IN RE: ROSETTA BB., Appellant, v. JOSEPH DD., Respondent. (And Two Other Related Proceedings.).
Appeal from an order of the Family Court of Schenectady County (Powers, J.), entered September 3, 2013, which, among other things, granted respondent's application, in a proceeding pursuant to Family Ct Act article 6, for custody of the parties' child.
Petitioner (hereinafter the mother) and respondent (hereinafter the father) are the unmarried parents of a child (born in 2008). In 2010, the mother petitioned, and the father cross-petitioned, for custody of the child. Family Court (Taub, J.H.O.) initially granted the mother temporary physical custody of the child but, in February 2011, issued an order awarding physical custody to the father and affording the mother supervised visitation. At Family Court's direction, the attorney for the child then commenced a neglect proceeding against the mother. Family Court (Powers, J.) made a finding of neglect against the mother based on her detrimental failure to follow the recommendations of the child's medical providers. That determination was affirmed by this Court on appeal (Matter of Josephine BB. [Rosetta BB.], 114 AD3d 1096  ).
Family Court then conducted a combined hearing to resolve the custody petitions and determine an appropriate disposition in the neglect proceeding. During the course of the proceedings, the temporary custodial arrangement was modified to grant the mother unsupervised visitation, although Family Court imposed various restrictions on the mother's behavior during those visits. Family Court ultimately awarded the father sole legal and physical custody of the child and granted visitation to the mother subject to certain restrictions. The mother appeals.
We affirm. “An initial custody determination is controlled by the best interests of the child, taking into consideration such factors as the parents' past performance and relative fitness, their willingness to foster a positive relationship between the child and the other parent, as well as their ability to maintain a stable home environment and provide for the child's overall well-being” (Matter of Jarren S. v. Shaming T., 117 AD3d 1109, 1110  [internal quotation marks and citations omitted]; see Matter of McLaughlin v. Phillips, 110 AD3d 1184, 1185  ).
To that end, the mother has evinced a disturbing failure to grasp the basis for or the seriousness of the neglect finding against her, even giving the impression to her therapist that the neglect accusations were deemed unfounded. The mother remains uncooperative with the child's medical providers, most notably when she refused to provide a sample of birdseed so that the child's allergist could determine whether it was the source of a serious allergic reaction. The mother's failure to grasp the severity of the child's food allergy is also evident in the fact that she has provided the child with treats, allegedly intended as gifts, that would trigger those allergies. There is also no dispute that the parties have difficulty discussing issues involving child care, which has manifested itself in disputes over religious concerns and a wholesale breakdown in communication regarding the child's medical care.

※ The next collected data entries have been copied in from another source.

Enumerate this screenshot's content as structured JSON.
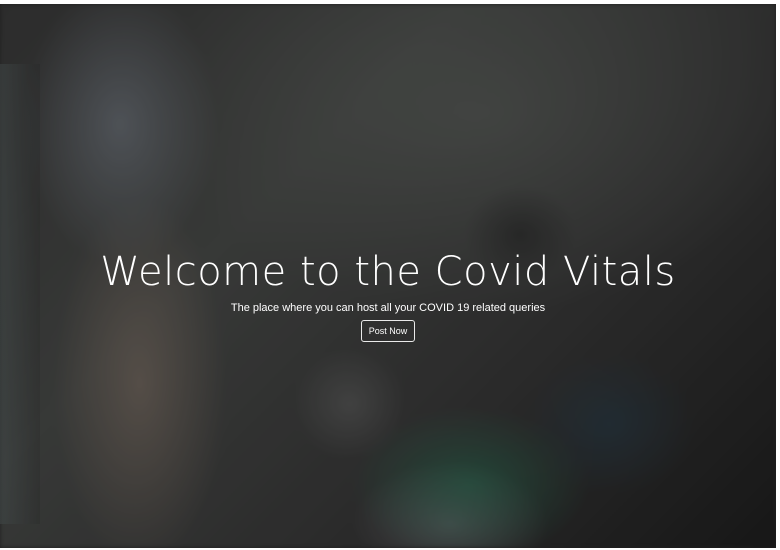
{
  "hero": {
    "title": "Welcome to the Covid Vitals",
    "subtitle": "The place where you can host all your COVID 19 related queries",
    "button_label": "Post Now"
  },
  "colors": {
    "text": "#ffffff",
    "overlay": "#2a2a2a"
  }
}
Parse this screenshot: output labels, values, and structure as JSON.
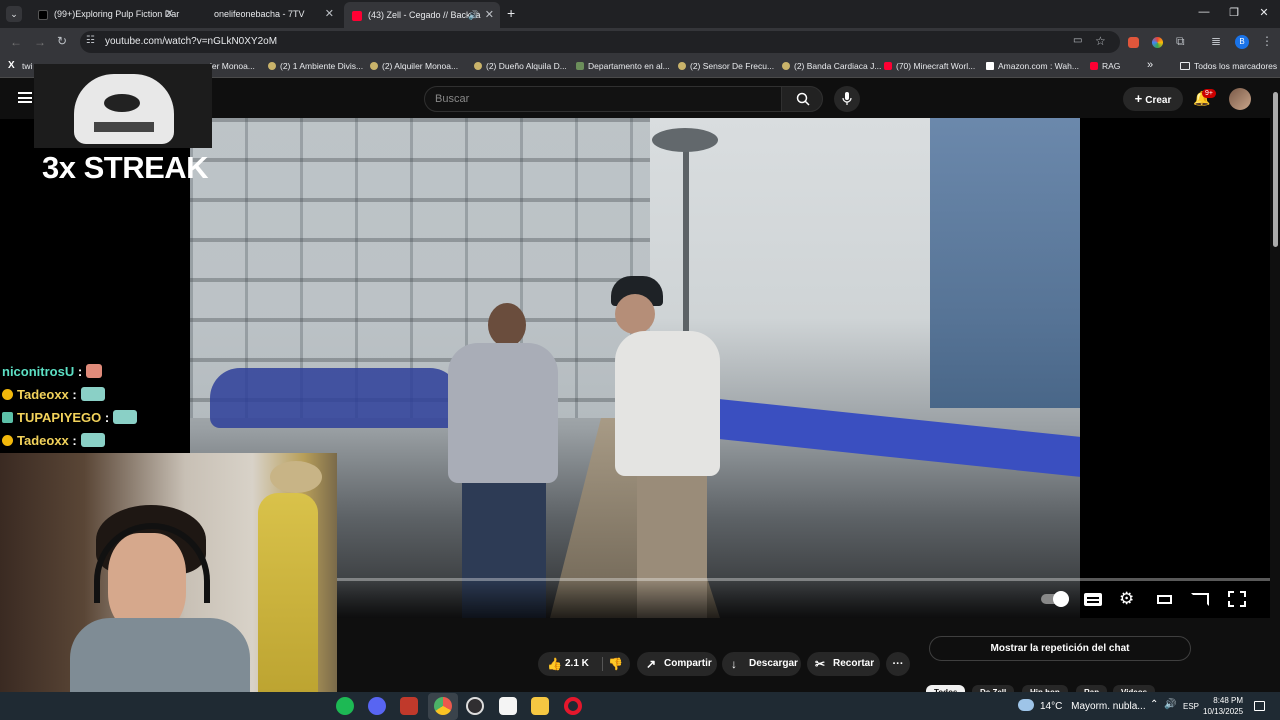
{
  "tabs": [
    {
      "title": "(99+)Exploring Pulp Fiction Dar",
      "close": "✕"
    },
    {
      "title": "onelifeonebacha - 7TV",
      "close": "✕"
    },
    {
      "title": "(43) Zell - Cegado // Backpa",
      "close": "✕"
    }
  ],
  "new_tab": "+",
  "window_controls": {
    "minimize": "—",
    "restore": "❐",
    "close": "✕"
  },
  "address": {
    "url": "youtube.com/watch?v=nGLkN0XY2oM"
  },
  "bookmarks": [
    {
      "label": "twi"
    },
    {
      "label": "ler Monoa..."
    },
    {
      "label": "(2) 1 Ambiente Divis..."
    },
    {
      "label": "(2) Alquiler Monoa..."
    },
    {
      "label": "(2) Dueño Alquila D..."
    },
    {
      "label": "Departamento en al..."
    },
    {
      "label": "(2) Sensor De Frecu..."
    },
    {
      "label": "(2) Banda Cardiaca J..."
    },
    {
      "label": "(70) Minecraft Worl..."
    },
    {
      "label": "Amazon.com : Wah..."
    },
    {
      "label": "RAG"
    }
  ],
  "bookmarks_overflow": "»",
  "all_bookmarks": "Todos los marcadores",
  "youtube": {
    "search_placeholder": "Buscar",
    "create_label": "Crear",
    "notif_count": "9+"
  },
  "overlay": {
    "streak_text": "3x STREAK",
    "chat": [
      {
        "user": "niconitrosU",
        "color": "#5cdfc4",
        "badge": false
      },
      {
        "user": "Tadeoxx",
        "color": "#f2d25b",
        "badge": true
      },
      {
        "user": "TUPAPIYEGO",
        "color": "#f2d25b",
        "badge": false
      },
      {
        "user": "Tadeoxx",
        "color": "#f2d25b",
        "badge": true
      }
    ]
  },
  "actions": {
    "likes": "2.1 K",
    "share": "Compartir",
    "download": "Descargar",
    "clip": "Recortar",
    "more": "···"
  },
  "chat_replay_label": "Mostrar la repetición del chat",
  "chips": [
    "Todos",
    "De Zell",
    "Hip hop",
    "Rap",
    "Videos"
  ],
  "taskbar": {
    "weather_temp": "14°C",
    "weather_desc": "Mayorm. nubla...",
    "lang": "ESP",
    "time": "8:48 PM",
    "date": "10/13/2025"
  }
}
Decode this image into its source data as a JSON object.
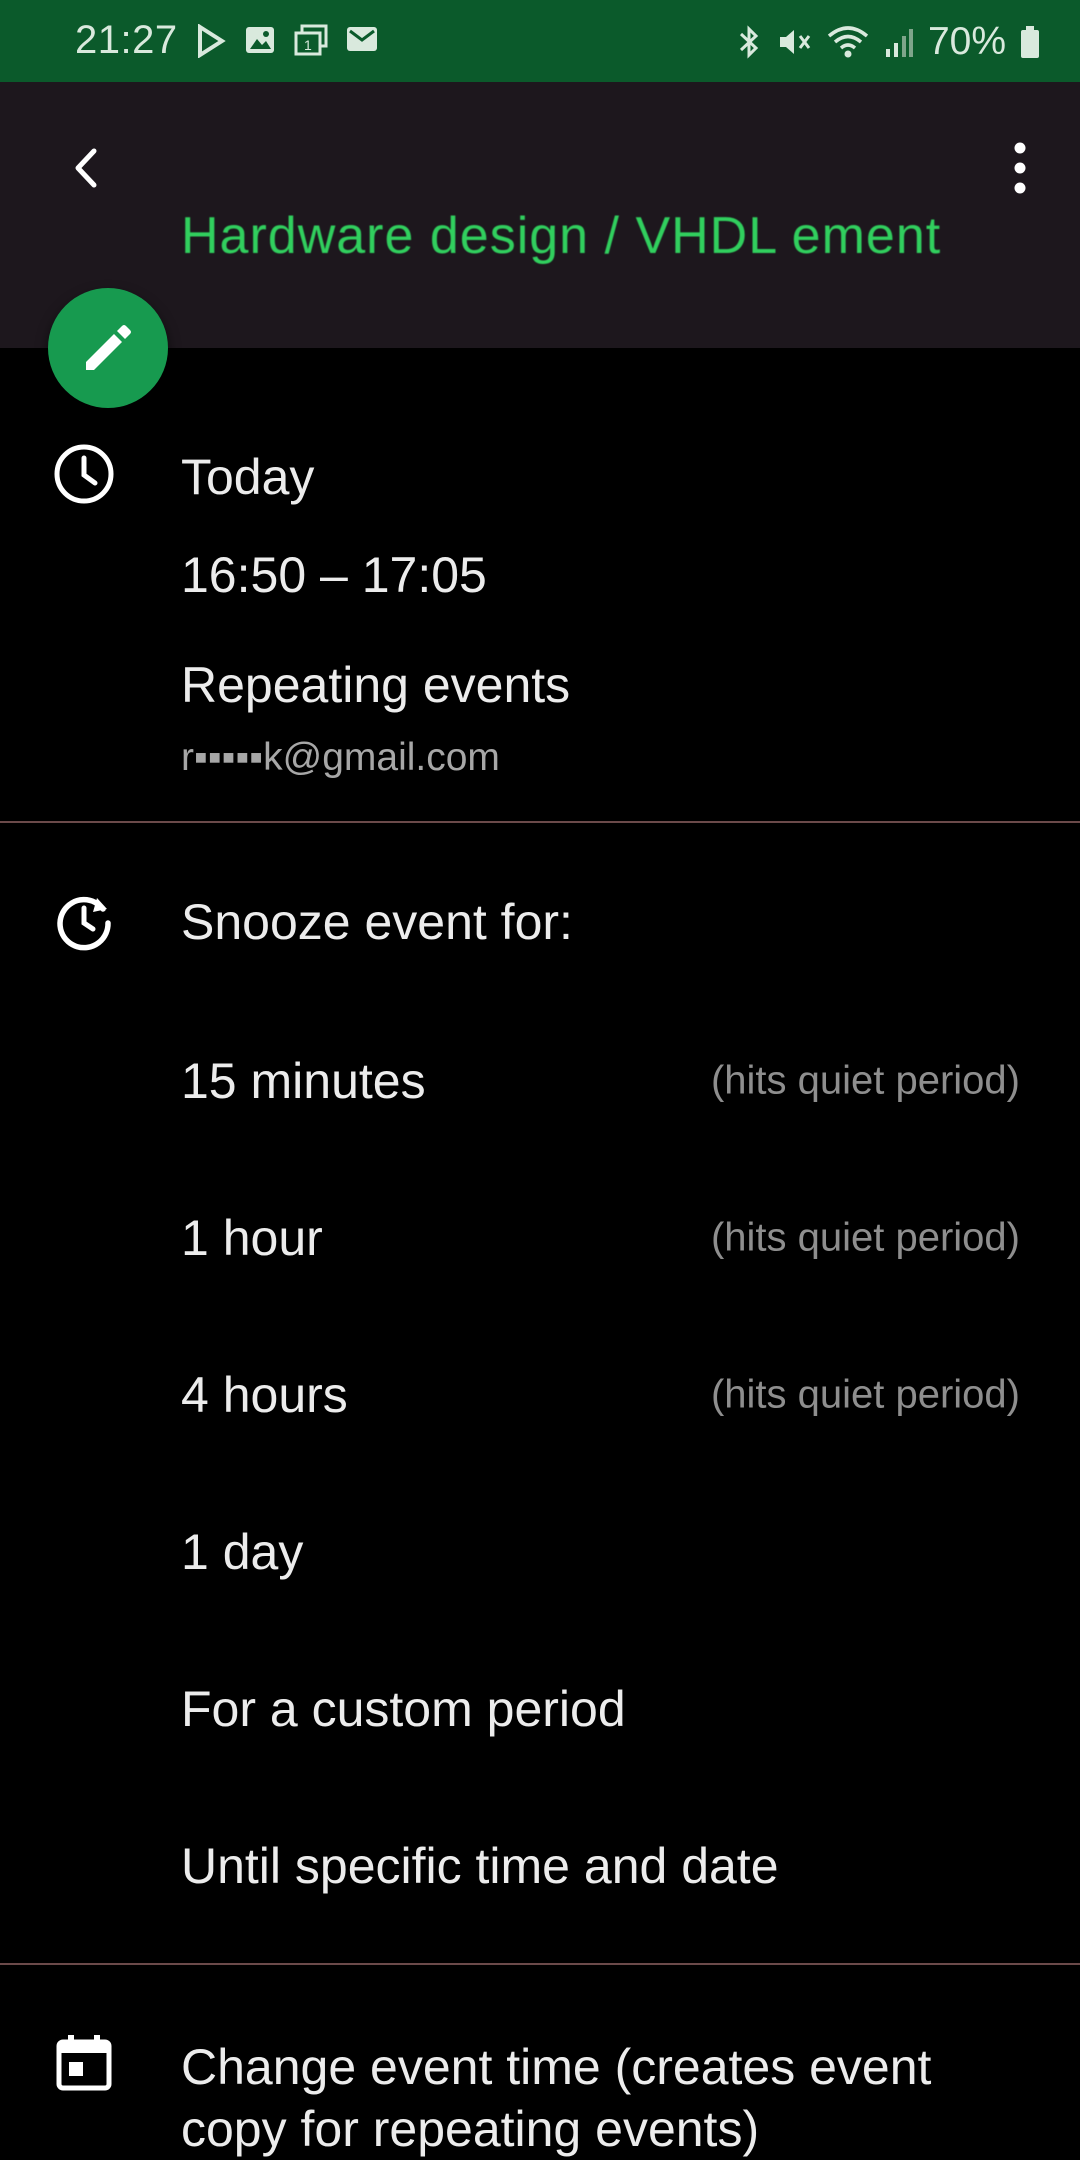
{
  "status_bar": {
    "time": "21:27",
    "battery": "70%",
    "left_icons": [
      "play-icon",
      "image-icon",
      "calendar-notification-icon",
      "mail-icon"
    ],
    "right_icons": [
      "bluetooth-icon",
      "mute-icon",
      "wifi-icon",
      "signal-icon",
      "battery-icon"
    ],
    "background": "#0b5a2b"
  },
  "toolbar": {
    "title": "Hardware design / VHDL ement",
    "title_color": "#31cf5e",
    "background": "#1d171d"
  },
  "event": {
    "date": "Today",
    "time_range": "16:50 – 17:05",
    "calendar": "Repeating events",
    "account": "r▪▪▪▪▪k@gmail.com"
  },
  "snooze": {
    "title": "Snooze event for:",
    "options": [
      {
        "label": "15 minutes",
        "note": "(hits quiet period)"
      },
      {
        "label": "1 hour",
        "note": "(hits quiet period)"
      },
      {
        "label": "4 hours",
        "note": "(hits quiet period)"
      },
      {
        "label": "1 day",
        "note": ""
      },
      {
        "label": "For a custom period",
        "note": ""
      },
      {
        "label": "Until specific time and date",
        "note": ""
      }
    ]
  },
  "change_time": {
    "label": "Change event time (creates event copy for repeating events)"
  },
  "colors": {
    "fab": "#179a4f",
    "divider": "#6b4a4a",
    "note_text": "#8e8e8e"
  }
}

In contrast, since being placed in the care of the father, the child has gained weight and has received appropriate medical care. The father has also enrolled the child in preschool, and she has developed emotional bonds with other members of his family. Moreover, the father and his family have facilitated visitation and have encouraged the child to maintain a relationship with the mother. According due deference to Family Court's assessments of credibility, we find that the foregoing constitutes a sound and substantial basis for Family Court's determinations as to custody and visitation (see Matter of Alleyne v. Cochran, 119 AD3d 1100, 1101 ; Matter of Jarren S. v. Shaming T., 117 AD3d at 1111).
Turning to the restrictions placed upon the mother's visitation with the child, the mother is a permanent resident of Canada and, because she has previously threatened to abscond with the child, Family Court properly limited visitation to Schenectady County (see Matter of Adams v. Morris, 111 AD3d 1069, 1071  ). The mother was also restricted from allowing the maternal grandfather to have contact with the child, which was amply justified given his propensity for violence and other criminal activity (see Matter of Mayo v. Mayo, 63 AD3d 1207, 1209–1210 ; Bohnsack v. Bohnsack, 185 A.D.2d 533, 535  ). Family Court additionally barred the mother from bringing the child to the residence of the maternal grandparents, a restriction that is more questionable now that the maternal grandfather is serving a lengthy prison sentence. That being said, the record also reflects that the mother has a tempestuous relationship with the maternal grandmother and the maternal grandparents have harbored unsavory individuals at their home in the past. Under these circumstances, Family Court properly directed the mother to keep the child away from the maternal grandparents' residence (see Matter of Mayo v. Mayo, 63 AD3d at 1209–1210). Therefore, we find no reason to modify the mother's visitation schedule.
ORDERED that the order is affirmed, without costs.
McCARTHY, J.P., EGAN JR. and LYNCH, JJ., concur.